J Obstet Gynaecol Can. 2012 Jul;34(7):637-47.

Begum F1, Colman I, McCargar LJ, Bell RC.

Abstract

Objective: To describe gestational weight gain during pregnancy, adherence to Health Canada 2010 Gestational Weight Gain Guidelines, and the effects of weight gain on postpartum weight retention in women with different pre-pregnancy body mass indices. Method: Body weight data were collected from women during pregnancy and in the early postpartum period as part of this prospective cohort study; analyses are presented for the first 600 women recruited. Multilinear regression was used to assess associations between pre-pregnancy BMI, total gestational weight gain, and postpartum weight retention. Multinomial regression was used to assess adherence to guidelines for total weight gain and rates of weekly weight gain.
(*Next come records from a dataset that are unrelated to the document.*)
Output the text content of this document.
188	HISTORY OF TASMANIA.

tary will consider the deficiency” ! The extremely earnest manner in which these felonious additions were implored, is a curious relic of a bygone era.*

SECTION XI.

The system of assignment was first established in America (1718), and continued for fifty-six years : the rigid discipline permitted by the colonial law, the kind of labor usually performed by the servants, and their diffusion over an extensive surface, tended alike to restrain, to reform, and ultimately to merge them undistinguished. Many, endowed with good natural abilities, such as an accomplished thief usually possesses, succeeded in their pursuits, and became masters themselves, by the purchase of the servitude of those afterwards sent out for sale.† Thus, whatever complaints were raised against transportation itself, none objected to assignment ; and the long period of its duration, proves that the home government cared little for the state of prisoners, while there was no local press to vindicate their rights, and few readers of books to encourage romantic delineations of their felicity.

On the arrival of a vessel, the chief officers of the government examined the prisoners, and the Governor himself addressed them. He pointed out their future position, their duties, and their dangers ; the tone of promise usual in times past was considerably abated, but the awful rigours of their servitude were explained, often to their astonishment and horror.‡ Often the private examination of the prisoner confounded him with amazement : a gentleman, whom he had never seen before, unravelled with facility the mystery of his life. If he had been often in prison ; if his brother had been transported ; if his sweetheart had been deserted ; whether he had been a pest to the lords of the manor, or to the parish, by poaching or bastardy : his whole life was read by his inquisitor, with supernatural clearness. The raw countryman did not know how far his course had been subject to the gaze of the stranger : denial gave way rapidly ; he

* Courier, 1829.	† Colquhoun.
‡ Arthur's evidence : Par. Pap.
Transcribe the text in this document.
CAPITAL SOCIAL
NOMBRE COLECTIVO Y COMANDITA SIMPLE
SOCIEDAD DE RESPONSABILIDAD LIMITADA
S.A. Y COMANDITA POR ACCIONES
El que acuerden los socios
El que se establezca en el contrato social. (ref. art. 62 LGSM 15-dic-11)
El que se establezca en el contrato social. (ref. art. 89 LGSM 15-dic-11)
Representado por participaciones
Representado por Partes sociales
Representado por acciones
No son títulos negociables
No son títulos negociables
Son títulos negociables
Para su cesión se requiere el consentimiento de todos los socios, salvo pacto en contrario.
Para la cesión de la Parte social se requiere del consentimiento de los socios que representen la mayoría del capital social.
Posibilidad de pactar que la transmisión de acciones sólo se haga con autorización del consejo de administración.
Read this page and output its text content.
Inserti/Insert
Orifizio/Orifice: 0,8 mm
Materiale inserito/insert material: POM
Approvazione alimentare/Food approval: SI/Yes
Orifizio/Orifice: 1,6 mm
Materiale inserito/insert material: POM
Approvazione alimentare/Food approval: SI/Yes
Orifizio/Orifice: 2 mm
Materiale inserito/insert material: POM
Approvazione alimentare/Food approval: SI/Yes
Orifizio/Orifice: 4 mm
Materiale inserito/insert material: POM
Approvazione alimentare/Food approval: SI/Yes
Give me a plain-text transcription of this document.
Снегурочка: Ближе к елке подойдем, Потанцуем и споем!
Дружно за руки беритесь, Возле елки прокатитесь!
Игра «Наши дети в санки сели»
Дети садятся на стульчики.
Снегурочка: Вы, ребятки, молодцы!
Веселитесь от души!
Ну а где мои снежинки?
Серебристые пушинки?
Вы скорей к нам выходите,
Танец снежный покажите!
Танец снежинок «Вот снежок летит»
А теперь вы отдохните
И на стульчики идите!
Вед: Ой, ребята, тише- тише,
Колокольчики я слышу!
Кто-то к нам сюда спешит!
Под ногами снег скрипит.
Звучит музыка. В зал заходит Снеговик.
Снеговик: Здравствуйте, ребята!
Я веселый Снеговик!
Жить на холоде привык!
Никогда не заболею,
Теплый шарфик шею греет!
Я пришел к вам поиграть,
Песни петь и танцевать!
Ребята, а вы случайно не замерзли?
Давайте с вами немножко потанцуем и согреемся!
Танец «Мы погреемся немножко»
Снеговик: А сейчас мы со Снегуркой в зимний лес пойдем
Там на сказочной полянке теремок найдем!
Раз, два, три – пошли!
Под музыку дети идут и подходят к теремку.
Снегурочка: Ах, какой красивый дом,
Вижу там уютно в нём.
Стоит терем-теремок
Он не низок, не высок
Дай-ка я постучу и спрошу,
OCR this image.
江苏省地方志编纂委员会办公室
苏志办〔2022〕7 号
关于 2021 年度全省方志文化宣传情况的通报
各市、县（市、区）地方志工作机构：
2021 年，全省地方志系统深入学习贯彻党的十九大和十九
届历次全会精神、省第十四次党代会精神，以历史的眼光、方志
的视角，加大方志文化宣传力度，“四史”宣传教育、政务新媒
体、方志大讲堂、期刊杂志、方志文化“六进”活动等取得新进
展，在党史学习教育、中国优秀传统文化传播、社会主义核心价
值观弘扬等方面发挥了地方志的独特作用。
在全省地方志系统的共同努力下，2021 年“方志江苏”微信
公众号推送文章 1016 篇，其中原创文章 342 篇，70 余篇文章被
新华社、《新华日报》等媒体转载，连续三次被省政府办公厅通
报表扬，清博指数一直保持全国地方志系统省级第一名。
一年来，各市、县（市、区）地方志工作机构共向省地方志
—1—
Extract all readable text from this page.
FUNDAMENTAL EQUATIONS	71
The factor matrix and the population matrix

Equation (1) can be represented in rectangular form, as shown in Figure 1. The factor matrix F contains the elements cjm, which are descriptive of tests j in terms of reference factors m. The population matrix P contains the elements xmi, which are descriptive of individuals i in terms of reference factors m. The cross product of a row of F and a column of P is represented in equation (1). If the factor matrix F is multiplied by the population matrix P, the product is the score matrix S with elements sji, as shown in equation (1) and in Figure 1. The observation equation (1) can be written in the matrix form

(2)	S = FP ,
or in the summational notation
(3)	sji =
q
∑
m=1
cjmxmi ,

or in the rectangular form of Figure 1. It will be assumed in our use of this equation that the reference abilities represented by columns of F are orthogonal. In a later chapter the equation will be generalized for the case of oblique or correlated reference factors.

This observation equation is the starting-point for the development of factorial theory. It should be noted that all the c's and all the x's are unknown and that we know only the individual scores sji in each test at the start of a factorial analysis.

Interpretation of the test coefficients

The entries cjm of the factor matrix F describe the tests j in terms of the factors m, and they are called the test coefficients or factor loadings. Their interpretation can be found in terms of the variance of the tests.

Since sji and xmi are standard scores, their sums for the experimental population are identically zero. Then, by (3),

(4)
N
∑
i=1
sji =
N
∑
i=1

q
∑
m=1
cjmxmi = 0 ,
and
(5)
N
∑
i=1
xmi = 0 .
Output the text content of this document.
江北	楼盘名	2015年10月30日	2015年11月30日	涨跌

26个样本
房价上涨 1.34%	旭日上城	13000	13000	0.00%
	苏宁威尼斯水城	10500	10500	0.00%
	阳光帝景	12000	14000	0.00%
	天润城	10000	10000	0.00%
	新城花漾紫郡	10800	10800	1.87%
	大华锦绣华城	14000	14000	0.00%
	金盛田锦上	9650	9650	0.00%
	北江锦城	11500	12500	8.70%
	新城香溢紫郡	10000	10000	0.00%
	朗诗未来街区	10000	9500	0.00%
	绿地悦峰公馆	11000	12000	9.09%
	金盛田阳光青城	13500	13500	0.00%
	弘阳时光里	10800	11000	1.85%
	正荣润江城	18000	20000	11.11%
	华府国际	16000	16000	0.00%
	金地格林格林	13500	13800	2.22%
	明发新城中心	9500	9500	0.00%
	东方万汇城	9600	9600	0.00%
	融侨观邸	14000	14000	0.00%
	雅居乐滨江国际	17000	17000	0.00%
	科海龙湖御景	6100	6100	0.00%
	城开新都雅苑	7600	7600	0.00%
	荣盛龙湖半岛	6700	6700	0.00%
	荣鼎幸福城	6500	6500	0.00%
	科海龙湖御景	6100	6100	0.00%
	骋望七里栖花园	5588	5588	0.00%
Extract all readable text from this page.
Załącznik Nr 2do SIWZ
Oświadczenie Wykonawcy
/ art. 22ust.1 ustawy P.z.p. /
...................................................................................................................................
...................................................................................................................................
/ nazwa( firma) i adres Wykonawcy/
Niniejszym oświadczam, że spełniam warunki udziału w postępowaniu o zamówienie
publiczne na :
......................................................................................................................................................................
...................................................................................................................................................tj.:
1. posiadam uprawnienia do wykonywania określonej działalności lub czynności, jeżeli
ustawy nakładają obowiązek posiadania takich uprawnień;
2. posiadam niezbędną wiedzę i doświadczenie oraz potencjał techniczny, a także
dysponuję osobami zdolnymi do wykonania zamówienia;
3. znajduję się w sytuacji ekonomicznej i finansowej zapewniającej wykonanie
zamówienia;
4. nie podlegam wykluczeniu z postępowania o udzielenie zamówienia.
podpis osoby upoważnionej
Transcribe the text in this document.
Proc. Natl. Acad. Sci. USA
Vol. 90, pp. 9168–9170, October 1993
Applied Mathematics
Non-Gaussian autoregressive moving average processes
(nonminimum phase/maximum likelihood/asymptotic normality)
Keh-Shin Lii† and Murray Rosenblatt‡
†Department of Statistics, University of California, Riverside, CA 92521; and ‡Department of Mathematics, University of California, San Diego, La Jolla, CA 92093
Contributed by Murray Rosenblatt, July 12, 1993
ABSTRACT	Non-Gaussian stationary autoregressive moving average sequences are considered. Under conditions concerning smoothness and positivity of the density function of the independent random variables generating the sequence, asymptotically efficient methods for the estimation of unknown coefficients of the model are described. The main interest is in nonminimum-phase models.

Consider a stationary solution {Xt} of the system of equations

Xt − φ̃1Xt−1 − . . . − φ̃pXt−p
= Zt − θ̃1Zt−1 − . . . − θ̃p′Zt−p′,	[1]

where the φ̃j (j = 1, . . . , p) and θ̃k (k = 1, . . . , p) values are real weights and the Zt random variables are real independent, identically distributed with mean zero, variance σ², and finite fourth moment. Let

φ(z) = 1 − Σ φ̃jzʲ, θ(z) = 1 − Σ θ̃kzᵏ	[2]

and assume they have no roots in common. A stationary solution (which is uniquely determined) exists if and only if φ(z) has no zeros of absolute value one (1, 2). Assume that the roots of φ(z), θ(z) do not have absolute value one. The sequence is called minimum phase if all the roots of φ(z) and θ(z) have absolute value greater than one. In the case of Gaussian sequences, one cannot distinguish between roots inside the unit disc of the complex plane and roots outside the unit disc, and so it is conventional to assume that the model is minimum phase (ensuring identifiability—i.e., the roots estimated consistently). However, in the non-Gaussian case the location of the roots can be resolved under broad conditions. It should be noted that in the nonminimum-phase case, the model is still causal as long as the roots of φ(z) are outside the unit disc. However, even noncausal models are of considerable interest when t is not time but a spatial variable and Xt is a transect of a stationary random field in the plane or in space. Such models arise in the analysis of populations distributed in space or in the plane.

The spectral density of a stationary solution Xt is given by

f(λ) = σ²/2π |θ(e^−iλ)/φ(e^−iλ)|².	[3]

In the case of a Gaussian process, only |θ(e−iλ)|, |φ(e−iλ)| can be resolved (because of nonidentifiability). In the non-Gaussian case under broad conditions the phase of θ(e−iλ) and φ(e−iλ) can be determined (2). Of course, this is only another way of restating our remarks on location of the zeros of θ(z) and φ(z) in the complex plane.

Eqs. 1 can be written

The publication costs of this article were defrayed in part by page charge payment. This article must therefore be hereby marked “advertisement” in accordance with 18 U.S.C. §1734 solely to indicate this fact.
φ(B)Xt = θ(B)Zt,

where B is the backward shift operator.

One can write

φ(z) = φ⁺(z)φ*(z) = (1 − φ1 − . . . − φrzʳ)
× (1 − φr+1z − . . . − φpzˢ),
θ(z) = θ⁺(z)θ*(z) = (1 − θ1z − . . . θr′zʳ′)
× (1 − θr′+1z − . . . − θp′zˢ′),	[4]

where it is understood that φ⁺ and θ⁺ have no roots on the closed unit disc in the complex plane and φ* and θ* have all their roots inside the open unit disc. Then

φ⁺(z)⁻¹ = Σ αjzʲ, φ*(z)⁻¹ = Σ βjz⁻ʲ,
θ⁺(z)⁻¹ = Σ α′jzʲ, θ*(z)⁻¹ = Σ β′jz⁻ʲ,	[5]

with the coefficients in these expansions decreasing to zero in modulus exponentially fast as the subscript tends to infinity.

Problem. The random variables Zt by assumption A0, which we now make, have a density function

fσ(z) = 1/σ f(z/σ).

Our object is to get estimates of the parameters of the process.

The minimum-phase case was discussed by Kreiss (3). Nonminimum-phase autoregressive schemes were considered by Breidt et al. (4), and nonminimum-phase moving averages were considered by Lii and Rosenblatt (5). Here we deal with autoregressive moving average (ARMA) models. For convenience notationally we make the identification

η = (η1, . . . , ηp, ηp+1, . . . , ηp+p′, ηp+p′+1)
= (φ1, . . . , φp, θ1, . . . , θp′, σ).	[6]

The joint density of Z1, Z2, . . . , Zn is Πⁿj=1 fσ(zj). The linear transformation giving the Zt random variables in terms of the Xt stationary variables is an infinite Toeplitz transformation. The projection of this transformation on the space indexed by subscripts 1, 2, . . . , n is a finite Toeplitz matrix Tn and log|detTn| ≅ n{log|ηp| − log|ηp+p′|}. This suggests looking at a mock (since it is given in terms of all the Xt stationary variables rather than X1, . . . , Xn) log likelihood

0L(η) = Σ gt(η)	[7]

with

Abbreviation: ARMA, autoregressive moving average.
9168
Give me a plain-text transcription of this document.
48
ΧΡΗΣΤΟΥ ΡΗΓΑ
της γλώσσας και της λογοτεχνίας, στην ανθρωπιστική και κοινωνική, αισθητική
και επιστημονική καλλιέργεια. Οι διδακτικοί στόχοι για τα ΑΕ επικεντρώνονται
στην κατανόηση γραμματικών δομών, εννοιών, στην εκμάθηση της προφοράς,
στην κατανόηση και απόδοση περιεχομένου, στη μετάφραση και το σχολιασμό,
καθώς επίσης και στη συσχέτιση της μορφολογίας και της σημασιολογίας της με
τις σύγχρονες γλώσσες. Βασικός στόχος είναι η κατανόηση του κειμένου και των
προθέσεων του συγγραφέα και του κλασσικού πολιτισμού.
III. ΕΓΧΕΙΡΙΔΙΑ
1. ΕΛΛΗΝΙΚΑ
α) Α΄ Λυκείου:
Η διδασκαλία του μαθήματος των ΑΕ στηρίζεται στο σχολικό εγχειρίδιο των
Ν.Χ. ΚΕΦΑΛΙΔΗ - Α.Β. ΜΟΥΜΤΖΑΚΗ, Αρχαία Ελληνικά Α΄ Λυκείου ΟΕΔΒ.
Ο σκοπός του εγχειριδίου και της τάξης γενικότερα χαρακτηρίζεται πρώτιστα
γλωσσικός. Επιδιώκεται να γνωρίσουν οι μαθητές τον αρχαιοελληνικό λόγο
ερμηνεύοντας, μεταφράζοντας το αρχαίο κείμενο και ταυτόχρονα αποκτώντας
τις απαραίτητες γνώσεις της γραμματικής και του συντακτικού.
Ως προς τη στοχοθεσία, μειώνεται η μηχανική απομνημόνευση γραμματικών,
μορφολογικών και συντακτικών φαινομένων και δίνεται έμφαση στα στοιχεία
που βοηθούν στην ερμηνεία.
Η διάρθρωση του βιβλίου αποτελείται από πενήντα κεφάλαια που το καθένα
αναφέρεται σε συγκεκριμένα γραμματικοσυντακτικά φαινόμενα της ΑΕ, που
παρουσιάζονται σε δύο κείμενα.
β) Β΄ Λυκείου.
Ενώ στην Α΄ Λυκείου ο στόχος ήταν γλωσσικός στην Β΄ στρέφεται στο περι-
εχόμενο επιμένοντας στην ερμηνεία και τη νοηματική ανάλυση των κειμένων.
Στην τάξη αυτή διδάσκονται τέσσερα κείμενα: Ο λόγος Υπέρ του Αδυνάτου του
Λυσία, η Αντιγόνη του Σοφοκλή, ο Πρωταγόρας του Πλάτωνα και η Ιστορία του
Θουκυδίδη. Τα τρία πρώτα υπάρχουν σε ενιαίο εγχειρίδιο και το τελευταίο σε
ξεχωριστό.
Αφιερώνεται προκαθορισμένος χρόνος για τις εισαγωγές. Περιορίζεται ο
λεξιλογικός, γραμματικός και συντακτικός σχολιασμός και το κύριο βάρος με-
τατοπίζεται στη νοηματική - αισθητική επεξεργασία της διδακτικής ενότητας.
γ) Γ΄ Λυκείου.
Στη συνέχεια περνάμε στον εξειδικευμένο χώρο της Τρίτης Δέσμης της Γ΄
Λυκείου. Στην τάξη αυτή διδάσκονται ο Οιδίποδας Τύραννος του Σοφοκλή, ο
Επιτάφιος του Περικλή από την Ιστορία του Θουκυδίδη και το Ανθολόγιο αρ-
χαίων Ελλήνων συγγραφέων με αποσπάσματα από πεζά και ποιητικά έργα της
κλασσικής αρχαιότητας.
Results: Women who gained above recommendations were more likely to be overweight (OR 5.5; 95% CI 2.7 to 10.9, P < 0.001) or obese (OR 6.5; 95% CI 2.5 to 16.5, P < 0.001) before pregnancy, to have a history of smoking (OR 1.96; 95% CI 1.18 to 3.26, P = 0.01), or to be nulliparous (OR 2.23; 95% CI 0.99 to 5.05, P = 0.054). Women who gained weight above recommendations (P < 0.001) and women with low income (P < 0.01) were more likely to retain higher body weight at three months postpartum. Seventy-one percent of participants exceeded recommended rates of weekly weight gain; average weekly weight gain of these women was 0.65 ± 0.17 kg. Conclusion: Pre-pregnancy BMI is a significant predictor of excessive weight gain in pregnancy. Higher gestational weight gain predisposes women to higher postpartum weight retention across all BMI categories. Future studies are warranted to design tools and intervention programs to monitor weight gain during pregnancy.